Friday, March 15, 2013

A Most Memorable Letter

You probably think I love the Ternes family so much because of all the interesting things that happened to them, which I posted about here, here, and here.  But that's not really true. I fell in love with Edith Mary Madeline Ternes Reynolds. And I think you will, too, when you read some of her letters.  I found the letters when Googling "Ternes Coal & Lumber Co." and stubbled across the Live from Tormville! blog, which originally posted about Edith.
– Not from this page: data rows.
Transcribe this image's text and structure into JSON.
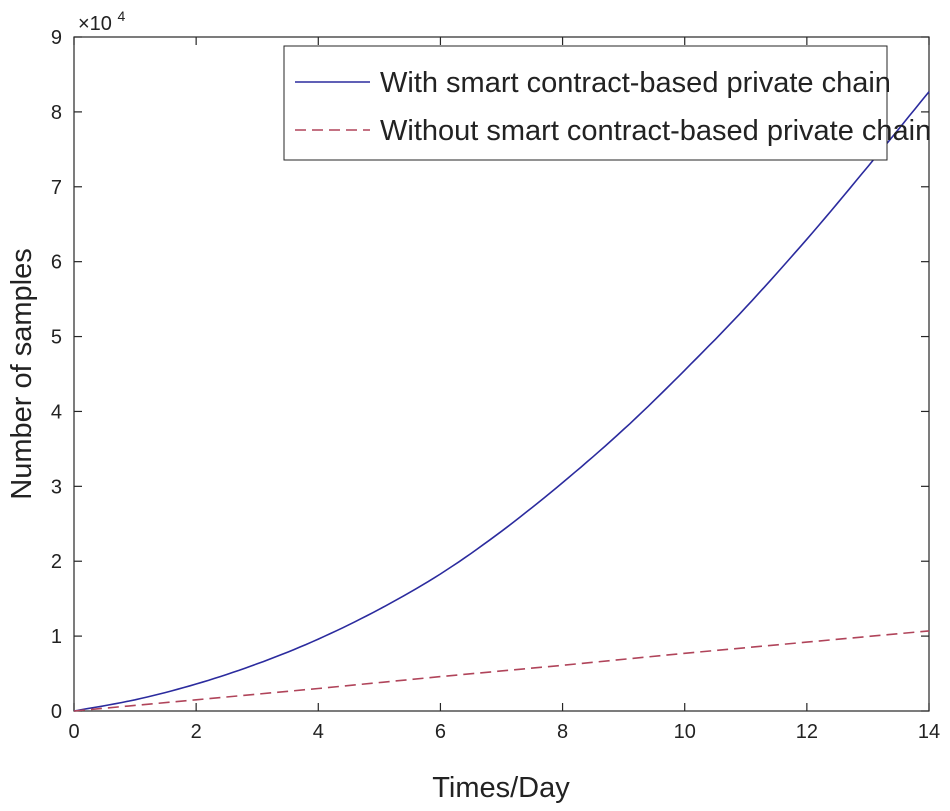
{
  "chart_data": {
    "type": "line",
    "title": "",
    "xlabel": "Times/Day",
    "ylabel": "Number of samples",
    "xlim": [
      0,
      14
    ],
    "ylim": [
      0,
      90000
    ],
    "y_multiplier_label": {
      "base": "×10",
      "exponent": "4"
    },
    "x_ticks": [
      0,
      2,
      4,
      6,
      8,
      10,
      12,
      14
    ],
    "y_ticks": [
      0,
      1,
      2,
      3,
      4,
      5,
      6,
      7,
      8,
      9
    ],
    "grid": false,
    "legend_position": "top",
    "series": [
      {
        "name": "With smart contract-based private chain",
        "color": "#2b2b9e",
        "style": "solid",
        "x": [
          0,
          1,
          2,
          3,
          4,
          5,
          6,
          7,
          8,
          9,
          10,
          11,
          12,
          13,
          14
        ],
        "values": [
          0,
          1500,
          3600,
          6300,
          9600,
          13600,
          18300,
          24000,
          30500,
          37600,
          45500,
          53900,
          63000,
          72700,
          82700
        ]
      },
      {
        "name": "Without smart contract-based private chain",
        "color": "#b0445a",
        "style": "dashed",
        "x": [
          0,
          2,
          4,
          6,
          8,
          10,
          12,
          14
        ],
        "values": [
          0,
          1500,
          3000,
          4600,
          6100,
          7700,
          9200,
          10700
        ]
      }
    ]
  }
}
Edith was interested in genealogy and was researching the Ternes family. She was corresponding with Sofee, another family member about their ancestors. She used recording tapes but typed out what she wanted to say beforehand. The transcript is what survived.  She starts off by introducing herself:

My name is Edith Mary Madeline Ternes Reynolds. I am your grandfather's adopted sister. I was introduced into the family when I was four and a half years old. My mother had died giving birth to her fifth child. My parents rented a house from your great grandparents. My mother was pregnant and on her way to the Ternesses to pay the rent. She tripped on a broken sidewalk near their home. Mother Ternes told me she saw her and went out and put a pillow under her head and called for help. She was taken to the hospital and died that afternoon. She was only 26 years old.
In the summer of 1911 I was taken by my aunt to a cottage on Hickory Island. I played in the water and on the beach with some other children until nap time. I was put down for a nap, when I awakened my aunt was gone and I found myself in a strange place without a single familiar face. At four and a half this can be a devastatingly traumatic experience. It was for me.
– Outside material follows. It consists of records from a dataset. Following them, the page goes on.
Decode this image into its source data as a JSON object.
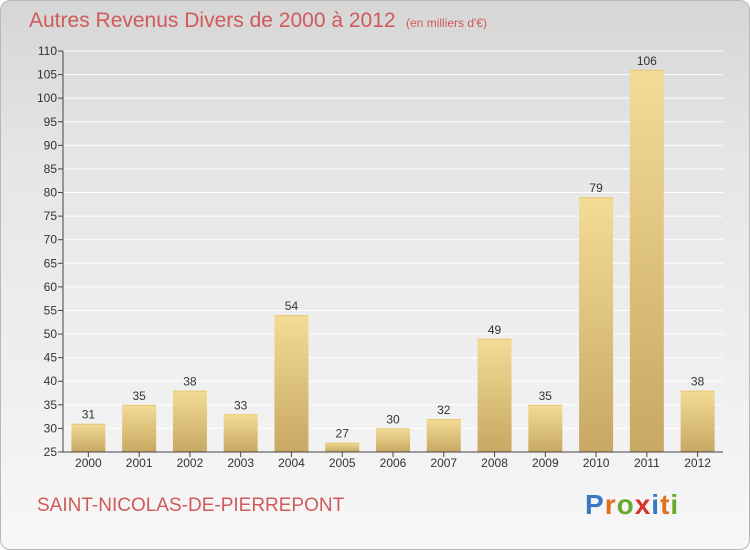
{
  "title": "Autres Revenus Divers de 2000 à 2012",
  "unit_note": "(en milliers d'€)",
  "commune": "SAINT-NICOLAS-DE-PIERREPONT",
  "logo": {
    "text": "Proxiti",
    "colors": [
      "#3a78c4",
      "#e0701a",
      "#6aaa2a",
      "#d8342a",
      "#3a78c4",
      "#e0701a",
      "#6aaa2a"
    ]
  },
  "colors": {
    "bar_light": "#f3dc96",
    "bar_dark": "#c8a862",
    "grid": "#ffffff",
    "axis": "#444444",
    "text": "#333333",
    "accent": "#d05a5a"
  },
  "chart_data": {
    "type": "bar",
    "title": "Autres Revenus Divers de 2000 à 2012",
    "categories": [
      "2000",
      "2001",
      "2002",
      "2003",
      "2004",
      "2005",
      "2006",
      "2007",
      "2008",
      "2009",
      "2010",
      "2011",
      "2012"
    ],
    "values": [
      31,
      35,
      38,
      33,
      54,
      27,
      30,
      32,
      49,
      35,
      79,
      106,
      38
    ],
    "ylim": [
      25,
      110
    ],
    "yticks": [
      25,
      30,
      35,
      40,
      45,
      50,
      55,
      60,
      65,
      70,
      75,
      80,
      85,
      90,
      95,
      100,
      105,
      110
    ],
    "grid": true,
    "xlabel": "",
    "ylabel": ""
  }
}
Anthony Ternes, Edith Mary Madeline's adopted grandfather
Mary Ann Horger, wife of Anthony Ternes, and Edith Mary Madeline's adopted grandmother
If I could find stuff like this at a garage sale, I think I'd start going instead of running as fast as I can in the opposite direction at the thought.
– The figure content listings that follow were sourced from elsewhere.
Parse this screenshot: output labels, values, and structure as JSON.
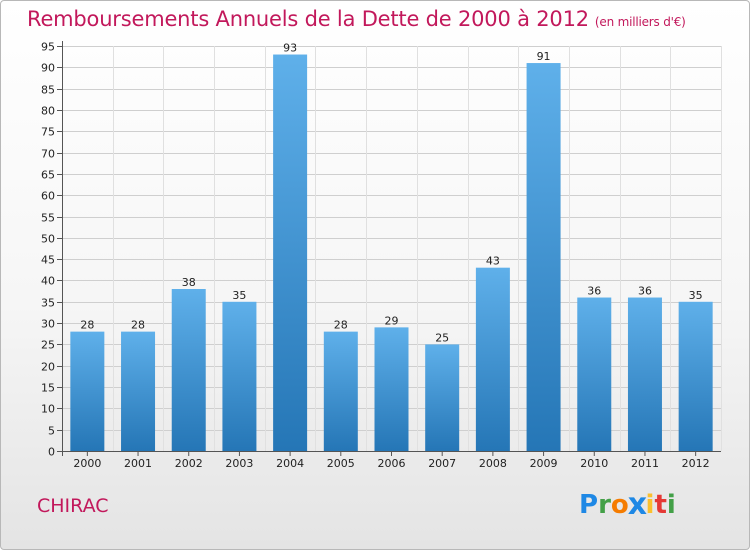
{
  "chart_data": {
    "type": "bar",
    "title": "Remboursements Annuels de la Dette de 2000 à 2012",
    "subtitle": "(en milliers d'€)",
    "categories": [
      "2000",
      "2001",
      "2002",
      "2003",
      "2004",
      "2005",
      "2006",
      "2007",
      "2008",
      "2009",
      "2010",
      "2011",
      "2012"
    ],
    "values": [
      28,
      28,
      38,
      35,
      93,
      28,
      29,
      25,
      43,
      91,
      36,
      36,
      35
    ],
    "ylim": [
      0,
      95
    ],
    "yticks": [
      0,
      5,
      10,
      15,
      20,
      25,
      30,
      35,
      40,
      45,
      50,
      55,
      60,
      65,
      70,
      75,
      80,
      85,
      90,
      95
    ],
    "xlabel": "",
    "ylabel": "",
    "grid": true
  },
  "commune": "CHIRAC",
  "logo": {
    "letters": [
      {
        "ch": "P",
        "color": "#1e88e5"
      },
      {
        "ch": "r",
        "color": "#43a047"
      },
      {
        "ch": "o",
        "color": "#f57c00"
      },
      {
        "ch": "x",
        "color": "#1e88e5"
      },
      {
        "ch": "i",
        "color": "#fbc02d"
      },
      {
        "ch": "t",
        "color": "#e53935"
      },
      {
        "ch": "i",
        "color": "#43a047"
      }
    ]
  },
  "colors": {
    "accent": "#c2185b",
    "bar_top": "#5fb0ea",
    "bar_bottom": "#2576b6"
  }
}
She also had an enlighted attitude about families and people, which I try to keep in mind when I uncover the less pleasant or tragic side of my ancestors.

If any family tree is shaken hard enough I am sure it will produce stories of heroes and horse thieves. Lives to be proud of, lives to imitate and some to regret. Your family tree, no doubt will be the same, so I think it is wise to remember that we are totally responsible for ourselves and our lives but we owe no debt to the past.
Isn't she wonderful? I'll share more, I promise.